Santiago de Los Caballeros (pop: 690,000 in 1994) is the second largest city in the Republic and chief town of the Cibao valley in the north-central part of the country. The streets of the centre are busy, noisy, with lots of advertising signs; east of the centre it becomes greener, cleaner and quieter.
The Río Yaque del Norte skirts the city with Avenida Circunvalación parallel to it. In 1494 Columbus ordered a fort to be built on the banks of the Río Yaque del Norte at a place called Jacagua; the resulting settlement was moved to its present site in 1563, but was destroyed by an earthquake. It is now a centre for tobacco and rum.
On Parque Duarte are the Catedral de Santiago Apóstol, a neoclassical building (19th century) containing the tombs of the tyrant Ulises Heureux and of heroes of the Restauración de la República; the Museo del Tabaco (Tuesday-Saturday 0800-1200, 1500-1800), the Centro de Recreo (one of the country’s most exclusive private clubs) and the Palacio Consistorial. Also on Parque Duarte is the Plaza de la Cultura y Oficina Regional de Patrimonio Cultural, which holds art exhibitions. (closes 1230 on Saturday).
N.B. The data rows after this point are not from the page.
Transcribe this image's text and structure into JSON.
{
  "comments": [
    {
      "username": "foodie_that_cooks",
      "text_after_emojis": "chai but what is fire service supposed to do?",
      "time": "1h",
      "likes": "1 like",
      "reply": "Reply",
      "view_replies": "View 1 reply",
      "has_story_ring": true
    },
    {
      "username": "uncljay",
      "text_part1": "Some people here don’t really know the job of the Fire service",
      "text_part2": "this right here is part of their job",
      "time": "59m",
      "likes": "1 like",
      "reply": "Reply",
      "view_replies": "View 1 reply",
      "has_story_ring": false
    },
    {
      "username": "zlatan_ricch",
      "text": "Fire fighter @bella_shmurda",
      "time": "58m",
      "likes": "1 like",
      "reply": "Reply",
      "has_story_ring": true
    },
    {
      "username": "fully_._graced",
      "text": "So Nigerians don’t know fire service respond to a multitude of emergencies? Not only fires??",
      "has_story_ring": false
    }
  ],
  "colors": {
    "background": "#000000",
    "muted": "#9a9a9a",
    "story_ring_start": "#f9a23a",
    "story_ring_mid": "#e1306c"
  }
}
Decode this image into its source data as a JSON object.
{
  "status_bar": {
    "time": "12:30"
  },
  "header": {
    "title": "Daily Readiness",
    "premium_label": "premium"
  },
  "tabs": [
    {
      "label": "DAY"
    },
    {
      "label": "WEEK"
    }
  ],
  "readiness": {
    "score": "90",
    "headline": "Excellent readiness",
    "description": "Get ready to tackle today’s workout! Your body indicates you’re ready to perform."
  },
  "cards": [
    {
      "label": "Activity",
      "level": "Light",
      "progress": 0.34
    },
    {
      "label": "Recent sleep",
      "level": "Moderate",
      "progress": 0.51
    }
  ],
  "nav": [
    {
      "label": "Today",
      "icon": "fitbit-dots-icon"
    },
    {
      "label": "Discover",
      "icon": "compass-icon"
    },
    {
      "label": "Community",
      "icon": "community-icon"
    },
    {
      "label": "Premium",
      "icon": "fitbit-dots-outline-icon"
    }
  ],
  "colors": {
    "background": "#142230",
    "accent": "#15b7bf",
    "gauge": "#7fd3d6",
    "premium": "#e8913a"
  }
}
Other places worth visiting are the Pontífica Universidad Católica Madre y Maestra (founded 1962, with good 50-metre swimming pool), the Museo Folklórico Tomás Morel, (0900-1700 free), and the Monumento a los Héroes de la Restauración, at the highest point in the city (panoramic views of the Cibao valley, remodelled in 1991 to include a mirador). Behind the monument is the newly-constructed theatre. Calle El Sol is the main commercial street, with both vendors and the main shops. The Instituto Superior de Agricultura is in the Herradura on the other side of the Río Yaque del Norte (Km 6).